There are essentially four agencies in the federal government that manage U.S. public lands: the National Park Service (created in 1916), the U.S. Forest Service (USFS; created in 1905), the Bureau of Land Management (BLM; created in 1946), and the U.S. Fish and Wildlife Service (created in 1940). Ethan Carr looks at the role of architecture in the national park system in Wilderness by Design: Landscape Architecture and the National Park Service. In a newer volume, Mission 66: Modernism and the National Park Dilemma, he examines the outcomes of the celebration of the fiftieth anniversary of the park service.
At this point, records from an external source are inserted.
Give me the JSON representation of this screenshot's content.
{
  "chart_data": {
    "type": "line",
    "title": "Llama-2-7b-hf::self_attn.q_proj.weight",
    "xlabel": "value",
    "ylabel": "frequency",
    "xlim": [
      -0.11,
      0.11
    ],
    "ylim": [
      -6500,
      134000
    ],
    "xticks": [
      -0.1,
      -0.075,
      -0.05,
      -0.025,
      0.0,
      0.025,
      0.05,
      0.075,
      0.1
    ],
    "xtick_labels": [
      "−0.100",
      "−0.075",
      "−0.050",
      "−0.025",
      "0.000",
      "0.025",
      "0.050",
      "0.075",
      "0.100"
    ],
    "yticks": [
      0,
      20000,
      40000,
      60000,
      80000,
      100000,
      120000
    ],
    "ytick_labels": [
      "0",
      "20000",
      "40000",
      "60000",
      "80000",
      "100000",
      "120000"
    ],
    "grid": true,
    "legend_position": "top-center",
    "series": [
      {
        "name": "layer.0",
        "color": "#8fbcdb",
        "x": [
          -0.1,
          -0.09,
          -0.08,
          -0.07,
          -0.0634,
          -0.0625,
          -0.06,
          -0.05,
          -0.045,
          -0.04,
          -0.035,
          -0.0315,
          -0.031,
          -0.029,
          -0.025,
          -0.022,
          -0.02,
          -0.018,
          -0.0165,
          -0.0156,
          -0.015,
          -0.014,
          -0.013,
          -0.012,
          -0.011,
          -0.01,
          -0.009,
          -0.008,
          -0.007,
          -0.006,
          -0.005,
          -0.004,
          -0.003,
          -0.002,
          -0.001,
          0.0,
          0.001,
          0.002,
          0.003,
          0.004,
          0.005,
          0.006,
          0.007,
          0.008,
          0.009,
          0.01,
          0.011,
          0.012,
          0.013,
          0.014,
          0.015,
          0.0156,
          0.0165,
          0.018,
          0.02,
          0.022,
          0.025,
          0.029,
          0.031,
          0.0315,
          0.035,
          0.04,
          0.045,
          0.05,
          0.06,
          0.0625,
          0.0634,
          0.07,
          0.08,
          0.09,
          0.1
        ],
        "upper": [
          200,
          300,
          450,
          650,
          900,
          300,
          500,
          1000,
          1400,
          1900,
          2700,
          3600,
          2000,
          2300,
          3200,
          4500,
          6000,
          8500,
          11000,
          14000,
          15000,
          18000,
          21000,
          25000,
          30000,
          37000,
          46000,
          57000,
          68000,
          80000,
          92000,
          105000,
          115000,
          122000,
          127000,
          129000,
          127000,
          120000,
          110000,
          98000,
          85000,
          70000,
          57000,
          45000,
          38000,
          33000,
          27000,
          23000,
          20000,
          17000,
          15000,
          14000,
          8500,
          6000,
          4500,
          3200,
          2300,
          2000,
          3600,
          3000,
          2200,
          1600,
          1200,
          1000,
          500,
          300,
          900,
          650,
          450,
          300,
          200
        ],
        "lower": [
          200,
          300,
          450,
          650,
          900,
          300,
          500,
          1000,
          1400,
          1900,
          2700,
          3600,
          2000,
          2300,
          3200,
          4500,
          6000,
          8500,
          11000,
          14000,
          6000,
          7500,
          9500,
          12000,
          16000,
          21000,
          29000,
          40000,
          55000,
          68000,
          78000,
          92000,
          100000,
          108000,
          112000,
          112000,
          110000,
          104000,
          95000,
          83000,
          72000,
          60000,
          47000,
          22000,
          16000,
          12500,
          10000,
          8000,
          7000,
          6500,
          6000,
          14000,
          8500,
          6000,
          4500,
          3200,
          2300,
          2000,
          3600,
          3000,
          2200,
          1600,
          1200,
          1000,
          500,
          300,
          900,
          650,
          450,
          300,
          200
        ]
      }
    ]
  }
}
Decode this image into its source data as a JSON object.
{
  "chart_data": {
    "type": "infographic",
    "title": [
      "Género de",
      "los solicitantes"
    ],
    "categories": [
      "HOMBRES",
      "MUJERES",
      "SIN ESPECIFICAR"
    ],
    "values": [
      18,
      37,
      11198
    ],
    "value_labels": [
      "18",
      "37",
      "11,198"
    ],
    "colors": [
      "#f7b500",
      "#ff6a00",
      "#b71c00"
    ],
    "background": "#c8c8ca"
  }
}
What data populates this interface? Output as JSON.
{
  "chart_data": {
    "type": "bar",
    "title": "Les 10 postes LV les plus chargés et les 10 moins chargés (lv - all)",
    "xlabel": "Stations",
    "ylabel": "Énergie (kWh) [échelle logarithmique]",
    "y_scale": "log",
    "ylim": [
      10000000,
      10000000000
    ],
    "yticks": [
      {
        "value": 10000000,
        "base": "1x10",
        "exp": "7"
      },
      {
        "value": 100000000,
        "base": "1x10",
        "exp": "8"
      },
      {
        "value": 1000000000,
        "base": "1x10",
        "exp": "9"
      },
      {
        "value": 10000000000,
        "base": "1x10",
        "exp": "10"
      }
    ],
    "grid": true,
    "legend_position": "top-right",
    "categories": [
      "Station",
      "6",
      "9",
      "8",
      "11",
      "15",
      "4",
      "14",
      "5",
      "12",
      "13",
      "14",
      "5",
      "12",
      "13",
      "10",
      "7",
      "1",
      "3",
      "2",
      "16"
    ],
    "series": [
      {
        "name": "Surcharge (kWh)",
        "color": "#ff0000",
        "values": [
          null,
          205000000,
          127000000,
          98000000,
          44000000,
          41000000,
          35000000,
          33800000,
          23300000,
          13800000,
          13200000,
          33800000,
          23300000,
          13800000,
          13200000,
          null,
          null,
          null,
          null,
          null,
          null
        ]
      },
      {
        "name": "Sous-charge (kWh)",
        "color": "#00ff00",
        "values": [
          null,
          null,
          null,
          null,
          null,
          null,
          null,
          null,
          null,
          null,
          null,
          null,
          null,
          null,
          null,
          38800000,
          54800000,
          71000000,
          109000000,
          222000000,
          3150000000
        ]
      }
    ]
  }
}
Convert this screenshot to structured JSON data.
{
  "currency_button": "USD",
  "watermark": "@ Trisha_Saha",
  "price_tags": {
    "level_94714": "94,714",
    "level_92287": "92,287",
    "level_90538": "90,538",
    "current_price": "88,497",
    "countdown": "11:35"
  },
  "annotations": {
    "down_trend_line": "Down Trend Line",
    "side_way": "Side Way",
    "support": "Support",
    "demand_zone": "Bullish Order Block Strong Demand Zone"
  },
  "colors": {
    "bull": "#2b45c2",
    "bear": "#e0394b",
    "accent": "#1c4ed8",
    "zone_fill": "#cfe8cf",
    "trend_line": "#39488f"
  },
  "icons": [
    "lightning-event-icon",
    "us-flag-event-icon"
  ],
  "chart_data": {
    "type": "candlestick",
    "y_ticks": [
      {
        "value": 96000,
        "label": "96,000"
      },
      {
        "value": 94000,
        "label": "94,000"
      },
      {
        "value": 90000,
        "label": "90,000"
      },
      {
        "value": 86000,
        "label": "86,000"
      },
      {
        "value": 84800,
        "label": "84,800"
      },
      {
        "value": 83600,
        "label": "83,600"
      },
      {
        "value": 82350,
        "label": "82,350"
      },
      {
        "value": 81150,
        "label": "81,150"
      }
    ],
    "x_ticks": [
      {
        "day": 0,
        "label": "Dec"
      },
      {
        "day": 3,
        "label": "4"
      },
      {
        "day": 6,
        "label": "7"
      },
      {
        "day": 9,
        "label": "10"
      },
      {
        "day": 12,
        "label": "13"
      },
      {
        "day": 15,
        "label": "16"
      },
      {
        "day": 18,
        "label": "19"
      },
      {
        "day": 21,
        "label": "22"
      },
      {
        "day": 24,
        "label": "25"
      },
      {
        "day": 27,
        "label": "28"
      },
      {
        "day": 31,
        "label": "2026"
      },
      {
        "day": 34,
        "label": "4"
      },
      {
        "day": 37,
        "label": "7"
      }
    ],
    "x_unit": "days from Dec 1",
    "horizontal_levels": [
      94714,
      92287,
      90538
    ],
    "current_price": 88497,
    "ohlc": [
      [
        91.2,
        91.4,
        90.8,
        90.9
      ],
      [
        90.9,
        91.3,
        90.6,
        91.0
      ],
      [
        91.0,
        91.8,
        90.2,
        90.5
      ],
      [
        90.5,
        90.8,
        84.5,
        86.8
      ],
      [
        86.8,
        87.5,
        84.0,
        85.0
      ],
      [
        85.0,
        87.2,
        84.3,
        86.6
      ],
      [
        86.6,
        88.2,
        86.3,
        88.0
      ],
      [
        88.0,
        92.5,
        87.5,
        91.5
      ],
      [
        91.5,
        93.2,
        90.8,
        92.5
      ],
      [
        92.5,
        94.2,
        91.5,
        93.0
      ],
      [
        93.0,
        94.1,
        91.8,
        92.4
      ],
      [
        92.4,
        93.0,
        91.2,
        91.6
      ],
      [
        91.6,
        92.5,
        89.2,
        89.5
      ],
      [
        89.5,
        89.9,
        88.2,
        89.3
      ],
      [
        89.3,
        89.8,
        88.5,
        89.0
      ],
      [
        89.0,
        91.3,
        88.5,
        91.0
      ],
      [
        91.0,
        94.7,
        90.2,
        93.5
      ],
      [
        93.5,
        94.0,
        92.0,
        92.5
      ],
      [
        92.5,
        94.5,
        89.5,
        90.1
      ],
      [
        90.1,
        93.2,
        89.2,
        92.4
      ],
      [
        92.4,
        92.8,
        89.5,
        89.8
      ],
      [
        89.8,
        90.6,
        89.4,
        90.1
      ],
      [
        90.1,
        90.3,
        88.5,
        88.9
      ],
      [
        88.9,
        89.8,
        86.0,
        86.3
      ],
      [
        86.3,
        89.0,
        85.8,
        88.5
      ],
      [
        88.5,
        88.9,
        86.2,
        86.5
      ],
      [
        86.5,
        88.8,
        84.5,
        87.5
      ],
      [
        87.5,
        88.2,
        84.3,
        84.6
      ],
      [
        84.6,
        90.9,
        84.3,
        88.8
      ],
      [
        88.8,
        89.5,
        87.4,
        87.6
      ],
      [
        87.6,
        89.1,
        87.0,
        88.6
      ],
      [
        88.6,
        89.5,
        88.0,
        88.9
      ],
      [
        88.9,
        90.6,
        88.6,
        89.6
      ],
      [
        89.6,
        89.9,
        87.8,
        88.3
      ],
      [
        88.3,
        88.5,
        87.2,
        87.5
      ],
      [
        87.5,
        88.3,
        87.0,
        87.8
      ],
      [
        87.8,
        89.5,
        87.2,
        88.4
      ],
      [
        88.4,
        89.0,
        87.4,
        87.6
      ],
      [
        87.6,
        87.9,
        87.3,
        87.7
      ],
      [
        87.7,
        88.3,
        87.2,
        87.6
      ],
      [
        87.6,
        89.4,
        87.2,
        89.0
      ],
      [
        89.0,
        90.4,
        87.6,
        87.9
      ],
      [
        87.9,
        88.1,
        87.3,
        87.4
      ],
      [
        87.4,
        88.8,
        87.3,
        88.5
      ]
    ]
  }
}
Nature does not always remain unhampered in a national park, as William Lowry explains in Repairing Paradise: The Restoration of Nature in America’s National Parks.
Forests first came under the umbrella of the federal government in the late nineteenth century, but the service was not formally named until 1905. At that time, Gifford Pinchot was appointed the chief forester. Harold Steen discusses this history in the centennial edition of The U.S. Forest Service: A History. Another centennial volume on the Forest Service is by Samuel Hays, The American People and the National Forests: The First Century of the U.S. Forest Service. Forests are not the only things the USFS manages, as grasslands also fall under its direction. William Rowley discusses this topic in U.S. Forest Service Grazing and Rangelands: A History. Many of the more profitable forests are located in the Pacific Northwest; they are described in Gerald Williams’s The U.S. Forest Service in the Pacific Northwest: A History.
James Skillen describes the history of the BLM in The Nation’s Largest Landlord: The Bureau of Land Management in the American West. No Place Distant: Roads and Motorized Recreation on America’s Public Lands, by David Havlick, is another interesting work on the idea of public lands.